Sceptical Essays ─ Bertrand Russell
In
spite of the pragmatist's definition of 'truth', however, he has always, in
ordinary life, a quite different standard for the less refined questions which
arise in practical affairs. A pragmatist on a jury in a murder case will weigh
the evidence exactly as any other man will, whereas if he adopted his professed
criterion he ought to consider whom among the population it would be most profitable
to hang. That man would be, by definition, guilty of the murder, since belief
in his guilt would be more useful, and therefore more' true', than belief in
the guilt of anyone else. I am afraid such practical pragmatism does sometimes
occur; I have heard of 'frame-ups' in America and Russia which answered this
description. But in such cases all possible efforts after concealment are made,
and if they fail there is a scandal. This effort after concealment shows that
even policemen believe in objective truth in the case of a criminal trial. It is
this kind of objective truth—a very mundane and pedestrian affair—that is
sought in science. It is this kind also that is sought in religion so long as
people hope to find it. It is only when people have given up the hope of
proving that religion is true in a straightforward sense that they set to work
to prove that it is 'true' in some newfangled sense. It may be laid down
broadly that irrationalism, i.e., disbelief in objective fact, arises almost
always from the desire to assert something for which there is no evidence, or
to deny something for which there is very good evidence. But the belief in
objective fact always persists as regards particular practical questions, such
as investments or engaging servants. And if fact can be made the test of the
truth of our beliefs anywhere, it should be the test everywhere, leading to
agnosticism wherever it cannot be applied.
The above considerations are, of course,
very inadequate to their theme. The question of the objectivity of fact has
been rendered difficult by the obfuscations of philosophers, with which I have
attempted to deal elsewhere in a more thoroughgoing fashion. For the present I
shall assume that there are facts, that some facts can be known, and that in
regard to certain others a degree probability can be ascertained in relation to
facts which can be known. Our beliefs are, however, often contrary to fact;
even when we only hold that something is probable on the evidence, it may be
that we ought to hold it to be improbable on the same evidence. The theoretical
part of rationality, then, will consist in basing our beliefs as regards
matters of fact upon evidence rather than upon wishes, prejudices, or traditions.

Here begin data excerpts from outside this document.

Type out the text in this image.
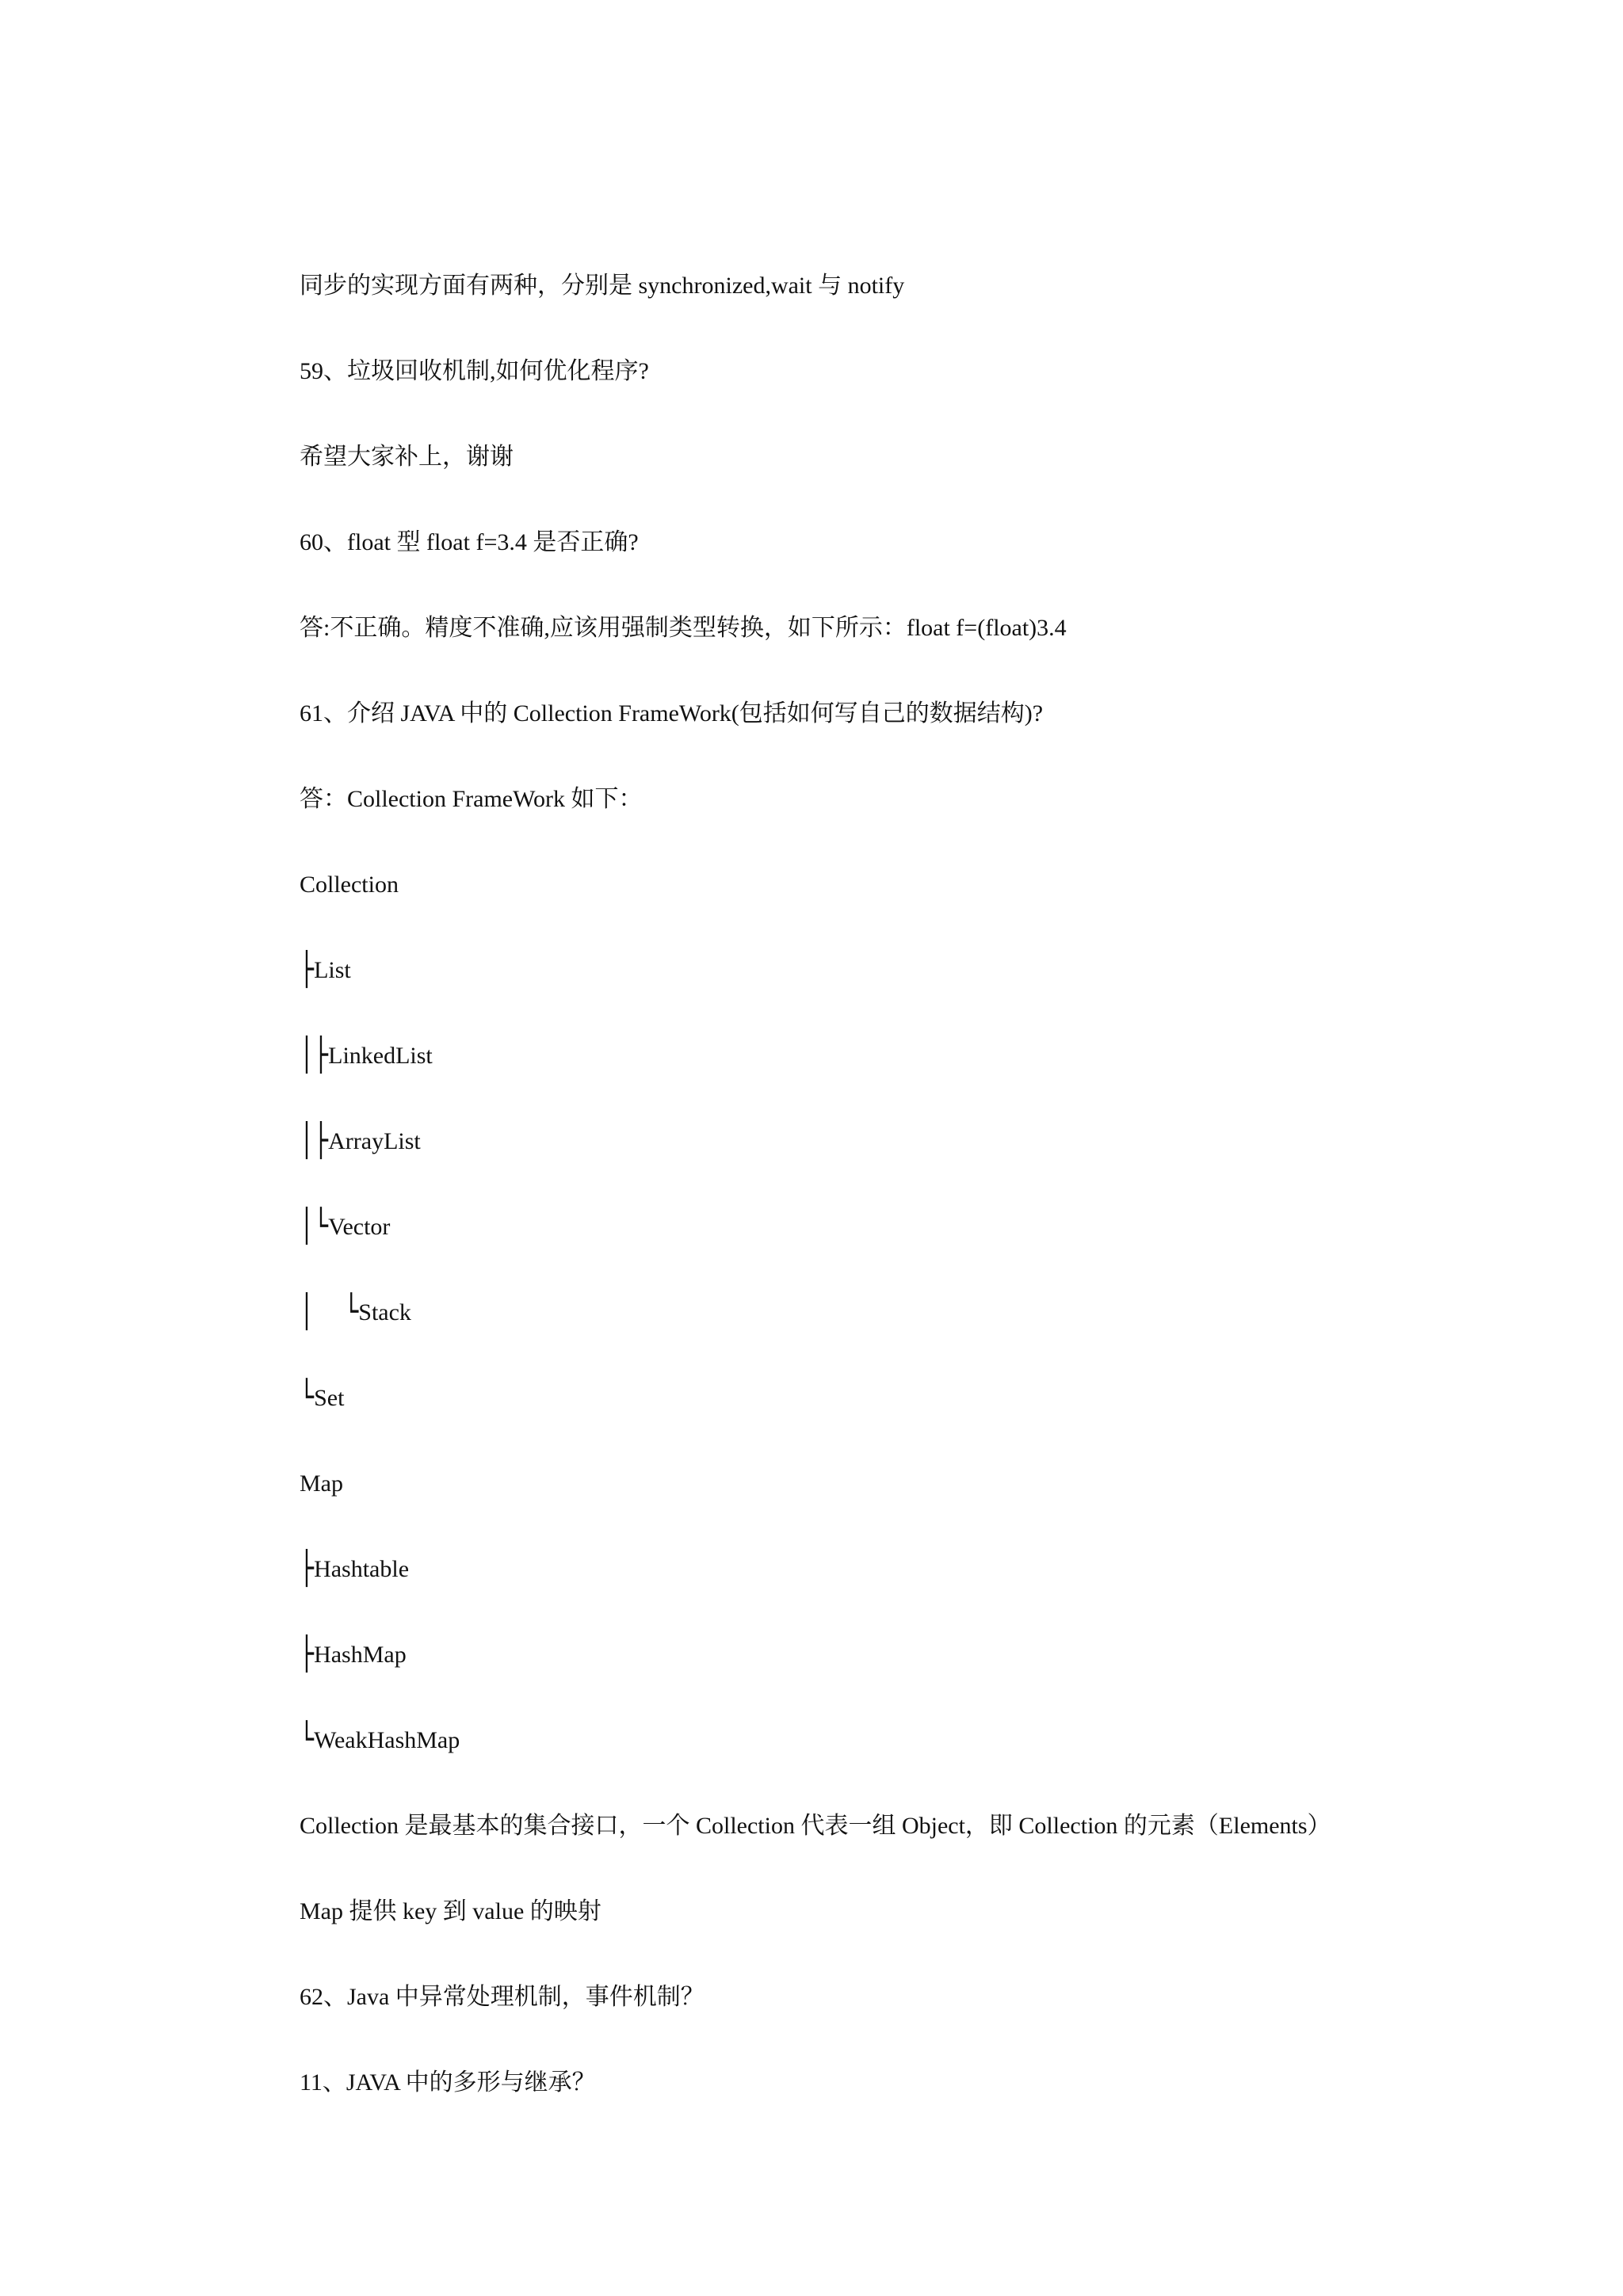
同步的实现方面有两种，分别是 synchronized,wait 与 notify
59、垃圾回收机制,如何优化程序?
希望大家补上，谢谢
60、float 型 float f=3.4 是否正确?
答:不正确。精度不准确,应该用强制类型转换，如下所示：float f=(float)3.4
61、介绍 JAVA 中的 Collection FrameWork(包括如何写自己的数据结构)?
答：Collection FrameWork 如下：
Collection
├List
│├LinkedList
│├ArrayList
│└Vector
│    └Stack
└Set
Map
├Hashtable
├HashMap
└WeakHashMap
Collection 是最基本的集合接口，一个 Collection 代表一组 Object，即 Collection 的元素（Elements）
Map 提供 key 到 value 的映射
62、Java 中异常处理机制，事件机制？
11、JAVA 中的多形与继承？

According to the subject-matter, a rational man will be the same as one who is
judicial or one who is scientific.
There are some who think that
psycho-analysis has shown the impossibility of being rational in our beliefs,
by pointing out the strange and almost lunatic origin of many people's
cherished convictions. I have a very high respect for psycho-analysis, and I
believe that it can be enormously useful. But the popular mind has somewhat
lost sight of the purpose which has mainly inspired Freud and his followers.
Their method is primarily one of therapeutics, a way of curing hysteria and
various kinds of insanity. During the war psycho-analysis proved to be far the
most potent treatment for war-neuroses.